With memory compactor present, the conversation summary will also be included for longer conversations."""
return ContextWindowBuilder(
chat_history=self._injector.chat_history,
memory_compactor=self._injector.memory_compactor,
).build(max_tokens=MAX_HISTORY_TOKENS)
def _build_tools(self) -> list[BaseTool]:
"""Convert internal tools to LangChain BaseTool instances."""
return [tool.as_tool() for tool in self._tools]
def _get_system_prompt(self) -> str:
"""Resolve template variables in the system prompt string via _get_system_prompt_variables()."""

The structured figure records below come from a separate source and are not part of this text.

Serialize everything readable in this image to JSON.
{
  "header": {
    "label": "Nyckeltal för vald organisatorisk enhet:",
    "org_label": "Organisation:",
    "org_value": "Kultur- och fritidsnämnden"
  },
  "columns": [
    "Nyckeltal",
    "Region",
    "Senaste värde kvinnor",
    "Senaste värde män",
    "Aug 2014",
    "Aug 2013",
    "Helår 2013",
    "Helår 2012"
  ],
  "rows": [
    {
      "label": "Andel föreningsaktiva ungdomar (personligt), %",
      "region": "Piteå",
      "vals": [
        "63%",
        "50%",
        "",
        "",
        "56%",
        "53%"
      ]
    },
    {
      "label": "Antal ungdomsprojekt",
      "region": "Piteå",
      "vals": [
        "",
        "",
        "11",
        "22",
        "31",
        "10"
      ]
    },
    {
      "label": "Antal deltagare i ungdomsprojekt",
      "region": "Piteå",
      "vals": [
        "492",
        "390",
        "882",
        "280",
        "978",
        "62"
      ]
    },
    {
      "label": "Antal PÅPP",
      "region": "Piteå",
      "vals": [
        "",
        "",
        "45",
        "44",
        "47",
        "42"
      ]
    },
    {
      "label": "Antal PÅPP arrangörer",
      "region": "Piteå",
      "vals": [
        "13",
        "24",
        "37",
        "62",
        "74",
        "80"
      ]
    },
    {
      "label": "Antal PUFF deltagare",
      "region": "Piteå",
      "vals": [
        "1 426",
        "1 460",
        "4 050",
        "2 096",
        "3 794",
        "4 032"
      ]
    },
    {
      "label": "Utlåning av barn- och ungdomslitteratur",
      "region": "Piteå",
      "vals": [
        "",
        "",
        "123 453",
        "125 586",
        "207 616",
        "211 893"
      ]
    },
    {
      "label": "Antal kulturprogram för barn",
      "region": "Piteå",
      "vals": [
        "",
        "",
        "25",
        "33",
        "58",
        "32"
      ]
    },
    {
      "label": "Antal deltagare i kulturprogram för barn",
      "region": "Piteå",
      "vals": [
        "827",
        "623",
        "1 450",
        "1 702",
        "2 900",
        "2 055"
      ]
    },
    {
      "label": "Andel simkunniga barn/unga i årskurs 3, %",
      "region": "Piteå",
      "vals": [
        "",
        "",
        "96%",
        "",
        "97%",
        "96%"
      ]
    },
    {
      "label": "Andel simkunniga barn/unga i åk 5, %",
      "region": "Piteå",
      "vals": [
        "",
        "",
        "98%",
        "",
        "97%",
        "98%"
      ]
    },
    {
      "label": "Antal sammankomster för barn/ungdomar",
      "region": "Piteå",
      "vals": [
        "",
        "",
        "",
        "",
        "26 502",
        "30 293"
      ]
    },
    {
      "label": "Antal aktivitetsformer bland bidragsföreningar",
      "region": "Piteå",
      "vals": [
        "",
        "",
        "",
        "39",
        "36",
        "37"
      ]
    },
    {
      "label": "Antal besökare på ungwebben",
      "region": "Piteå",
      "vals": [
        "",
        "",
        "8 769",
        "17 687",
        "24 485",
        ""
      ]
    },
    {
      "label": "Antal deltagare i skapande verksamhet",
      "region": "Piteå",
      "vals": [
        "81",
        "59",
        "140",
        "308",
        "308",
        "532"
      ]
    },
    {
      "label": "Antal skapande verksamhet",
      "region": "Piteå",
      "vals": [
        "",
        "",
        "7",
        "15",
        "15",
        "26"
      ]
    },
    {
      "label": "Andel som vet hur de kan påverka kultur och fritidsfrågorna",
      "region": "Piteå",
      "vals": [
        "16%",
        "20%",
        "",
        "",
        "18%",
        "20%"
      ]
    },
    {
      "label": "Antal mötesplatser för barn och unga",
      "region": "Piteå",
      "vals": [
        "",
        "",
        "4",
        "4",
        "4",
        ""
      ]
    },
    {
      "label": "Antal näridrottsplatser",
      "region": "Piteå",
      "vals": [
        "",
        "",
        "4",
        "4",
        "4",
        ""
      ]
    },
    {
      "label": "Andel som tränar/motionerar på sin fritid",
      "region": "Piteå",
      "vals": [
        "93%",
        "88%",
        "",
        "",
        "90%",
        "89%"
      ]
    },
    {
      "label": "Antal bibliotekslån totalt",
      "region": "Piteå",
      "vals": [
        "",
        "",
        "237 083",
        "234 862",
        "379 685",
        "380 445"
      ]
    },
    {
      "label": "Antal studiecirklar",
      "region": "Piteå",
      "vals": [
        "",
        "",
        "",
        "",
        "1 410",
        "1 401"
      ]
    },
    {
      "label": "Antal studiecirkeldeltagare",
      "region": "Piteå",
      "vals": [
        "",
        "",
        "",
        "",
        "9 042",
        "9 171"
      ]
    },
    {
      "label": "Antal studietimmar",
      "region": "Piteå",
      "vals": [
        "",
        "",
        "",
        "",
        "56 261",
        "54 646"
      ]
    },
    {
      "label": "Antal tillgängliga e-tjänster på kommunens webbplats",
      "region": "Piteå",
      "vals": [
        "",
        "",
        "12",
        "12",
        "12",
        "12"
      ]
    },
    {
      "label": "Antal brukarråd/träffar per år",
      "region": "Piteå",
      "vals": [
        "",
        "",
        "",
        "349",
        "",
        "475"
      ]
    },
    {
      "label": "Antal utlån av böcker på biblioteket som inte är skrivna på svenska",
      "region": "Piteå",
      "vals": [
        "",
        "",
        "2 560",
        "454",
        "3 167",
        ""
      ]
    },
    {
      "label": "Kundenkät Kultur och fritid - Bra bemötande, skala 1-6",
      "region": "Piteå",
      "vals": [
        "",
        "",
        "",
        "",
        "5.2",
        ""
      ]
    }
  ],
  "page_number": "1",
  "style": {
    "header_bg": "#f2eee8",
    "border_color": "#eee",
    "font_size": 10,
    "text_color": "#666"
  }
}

return self._system_prompt.format(**self._get_system_prompt_variables())
def _build_invoke_config(self) -> dict[str, Any]:
"""Pass callback handler to the agent invocation if one is configured."""
if self._callback_handler:
return {"callbacks": [self._callback_handler]}
return {}
def _build_agent(self):
"""Build a LangGraph agent with the configured LLM, tools, and system prompt."""
return create_agent(
model=self._llm,
tools=self._build_tools(),
system_prompt=self._get_system_prompt(),
)Summary
The Enthusiast agent system provides a robust foundation for building intelligent, tool-using agents:
- BaseAgent: Abstract base class with required interface and validation
- BaseToolCallingAgent: Standard implementation using native LLM tool calling
By following the established patterns and implementing the required interfaces, developers can create powerful, specialized agents that leverage the full capabilities of the Enthusiast framework.